Figure 1. T-DNA insertion within the MpFRH1 promoter results in elevated steady state levels of MpFRH1 mRNA and defective rhizoid precursor cell differentiation.

(A–L) Phenotype of wild type M. polymorpha and the few rhizoid mutants ST21-1, ST45-2 and ST49-10. (A–D) One day old gemma (scale bar 100 μm), (E–H) four day old gemma (scale bar 1 mm), (I–L) 28 day old gemma (scale bar 5 mm) of wild type (A, E, I) and the few rhizoid mutants ST21-1 (N, F, J), ST49-10 (C, G, K) and ST45-2 (D, H, J). The arrowheads indicate rhizoid precursor cells (in A-D) rhizoids (in E-L) and gemma cups (in I-L). (M) Location and orientation of the T-DNA insertion sites within the MpFRH1 locus. L and R stand for T-DNA left and right border, respectively. (N) qRT-PCR analysis of steady state MpFRH1 mRNA levels in 15 day old gemmae of wild type and the few rhizoid mutants ST21-1, ST45-2 and ST49-10. The MpFRH1 transcript level was normalised against MpAPT1.

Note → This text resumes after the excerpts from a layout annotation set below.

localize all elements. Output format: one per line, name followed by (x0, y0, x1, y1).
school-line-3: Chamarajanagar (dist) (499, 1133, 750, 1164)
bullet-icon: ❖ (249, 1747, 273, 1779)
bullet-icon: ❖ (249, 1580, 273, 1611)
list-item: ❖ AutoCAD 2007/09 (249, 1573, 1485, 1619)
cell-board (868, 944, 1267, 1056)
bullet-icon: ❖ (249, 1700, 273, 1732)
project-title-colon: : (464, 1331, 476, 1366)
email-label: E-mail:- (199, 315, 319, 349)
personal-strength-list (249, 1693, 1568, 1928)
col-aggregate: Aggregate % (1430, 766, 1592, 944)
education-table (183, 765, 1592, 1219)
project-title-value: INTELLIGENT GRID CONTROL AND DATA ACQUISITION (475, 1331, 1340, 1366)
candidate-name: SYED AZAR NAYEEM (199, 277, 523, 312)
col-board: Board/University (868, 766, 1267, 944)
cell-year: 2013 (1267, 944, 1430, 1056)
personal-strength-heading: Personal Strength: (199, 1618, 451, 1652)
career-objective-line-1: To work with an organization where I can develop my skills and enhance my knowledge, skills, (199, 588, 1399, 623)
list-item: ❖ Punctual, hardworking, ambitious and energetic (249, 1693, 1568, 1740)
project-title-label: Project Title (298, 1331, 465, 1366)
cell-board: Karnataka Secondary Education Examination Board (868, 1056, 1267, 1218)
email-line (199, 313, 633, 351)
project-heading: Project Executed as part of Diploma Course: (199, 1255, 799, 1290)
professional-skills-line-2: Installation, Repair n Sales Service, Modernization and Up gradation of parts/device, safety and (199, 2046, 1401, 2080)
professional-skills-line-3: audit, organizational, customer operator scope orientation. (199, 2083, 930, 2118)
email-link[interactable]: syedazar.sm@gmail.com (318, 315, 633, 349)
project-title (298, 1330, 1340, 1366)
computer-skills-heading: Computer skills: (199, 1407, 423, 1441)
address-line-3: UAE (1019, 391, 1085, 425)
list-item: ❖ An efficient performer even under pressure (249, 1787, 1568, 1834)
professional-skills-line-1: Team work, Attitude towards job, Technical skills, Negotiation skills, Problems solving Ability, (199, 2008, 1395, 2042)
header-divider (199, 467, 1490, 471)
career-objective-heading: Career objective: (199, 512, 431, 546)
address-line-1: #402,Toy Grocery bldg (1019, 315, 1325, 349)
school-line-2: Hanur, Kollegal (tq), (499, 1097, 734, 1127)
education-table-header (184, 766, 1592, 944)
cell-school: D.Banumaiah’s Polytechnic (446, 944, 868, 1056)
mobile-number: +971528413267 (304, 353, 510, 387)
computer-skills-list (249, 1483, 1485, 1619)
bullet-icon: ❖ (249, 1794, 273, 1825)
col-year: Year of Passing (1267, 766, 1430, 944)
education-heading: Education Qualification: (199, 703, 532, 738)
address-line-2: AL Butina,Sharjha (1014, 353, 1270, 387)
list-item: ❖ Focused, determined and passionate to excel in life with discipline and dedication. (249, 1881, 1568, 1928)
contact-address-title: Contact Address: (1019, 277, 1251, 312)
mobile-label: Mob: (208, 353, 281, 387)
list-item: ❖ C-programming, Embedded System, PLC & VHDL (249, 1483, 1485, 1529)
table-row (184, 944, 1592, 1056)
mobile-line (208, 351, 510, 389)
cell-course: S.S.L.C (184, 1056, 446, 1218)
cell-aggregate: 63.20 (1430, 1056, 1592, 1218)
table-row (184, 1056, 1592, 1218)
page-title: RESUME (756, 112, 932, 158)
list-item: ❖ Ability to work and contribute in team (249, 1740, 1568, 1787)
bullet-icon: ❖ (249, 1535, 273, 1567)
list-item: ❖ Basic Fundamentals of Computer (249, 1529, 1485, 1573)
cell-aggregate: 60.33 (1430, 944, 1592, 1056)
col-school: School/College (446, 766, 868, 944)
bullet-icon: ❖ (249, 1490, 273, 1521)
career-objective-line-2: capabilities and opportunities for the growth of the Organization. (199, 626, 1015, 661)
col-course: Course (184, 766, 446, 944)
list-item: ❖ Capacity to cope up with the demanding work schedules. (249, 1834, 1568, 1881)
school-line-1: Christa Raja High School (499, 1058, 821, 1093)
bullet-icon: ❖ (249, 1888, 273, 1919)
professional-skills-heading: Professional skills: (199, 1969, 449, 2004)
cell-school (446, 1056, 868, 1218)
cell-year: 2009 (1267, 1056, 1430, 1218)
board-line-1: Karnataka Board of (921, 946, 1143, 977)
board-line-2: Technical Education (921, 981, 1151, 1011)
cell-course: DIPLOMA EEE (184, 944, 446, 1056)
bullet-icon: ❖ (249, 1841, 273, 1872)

Figure 1—figure supplement 1. The few rhizoids phenotype of mutants ST45-2 and ST49-10 co-segregates with the hygromycin resistance marker on the T-DNA.

Frequencies of hygromycin resistant and hygromycin sensitive plants showing mutant and wild type phenotypes in F1 generation from a cross between ST45-2 and ST49-10 with wild type M. polymorpha. Probability (p) of obtaining the observed numbers of hygromycin sensitive and hygromycin resistant F1 plants with the estimated T-DNA copy number was determined using the Chi-square test.